Counselling for young people can be a very powerful learning process and useful for many teenagers who may be struggling. You may be reading this as a young person or you may be a parent worried about someone you know. You may be judging yourself harshly for feelings of being overwhelmed or confused. Life throws many curveballs at us and seeking support in a counselling relationship does not mean you are weak or lacking someone. Nor does it mean you are ‘going mad’ in some way.
Reaching out to talk to someone is an act of profound courage. Many normal people seek support at different stages of their lives and the safe, supportive, confidential environment of a counselling space can be very powerful in helping us to process these hurdles.
Young people must handle major, physical, social and emotional changes in their lives. They may also struggle with some of the key questions of identity formation: who am I? where do I fit in?

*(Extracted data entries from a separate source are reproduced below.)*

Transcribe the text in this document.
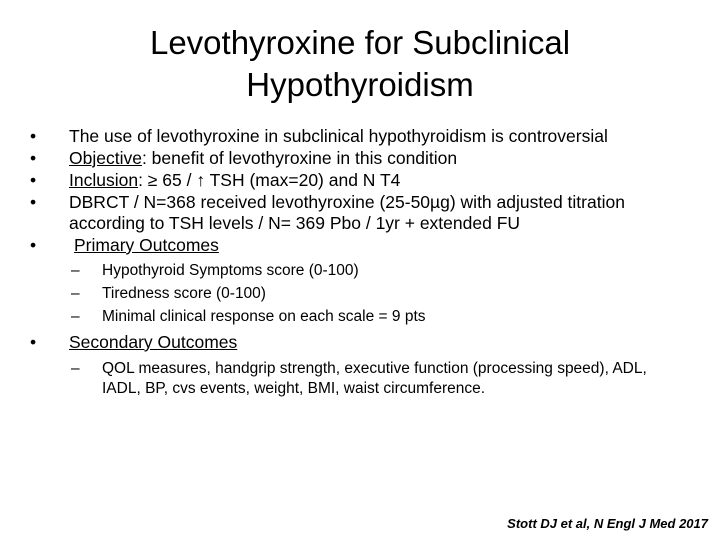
Levothyroxine for Subclinical
Hypothyroidism
• The use of levothyroxine in subclinical hypothyroidism is controversial
• Objective: benefit of levothyroxine in this condition
• Inclusion: ≥ 65 / ↑ TSH (max=20) and N T4
• DBRCT / N=368 received levothyroxine (25-50µg) with adjusted titration according to TSH levels / N= 369 Pbo / 1yr + extended FU
• Primary Outcomes
– Hypothyroid Symptoms score (0-100)
– Tiredness score (0-100)
– Minimal clinical response on each scale = 9 pts
• Secondary Outcomes
– QOL measures, handgrip strength, executive function (processing speed), ADL, IADL, BP, cvs events, weight, BMI, waist circumference.
Stott DJ et al, N Engl J Med 2017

How do I handle the pressures I am feeling? Even with a loving supportive family, it can be difficult to talk honestly to those we are closest to. We may protect others from our truth, our reality.
Peer support is critical in our teenage years and if we feel we have lost this or our friends do not meet our expectations it can lead to strong feelings of social isolation and loneliness. If you have experienced parental separation or divorce or bereavement during your teenage years this change can create major adjustment problems. Parental consent must be given. Counselling can help you to become your best self and let go that which no longer serves you.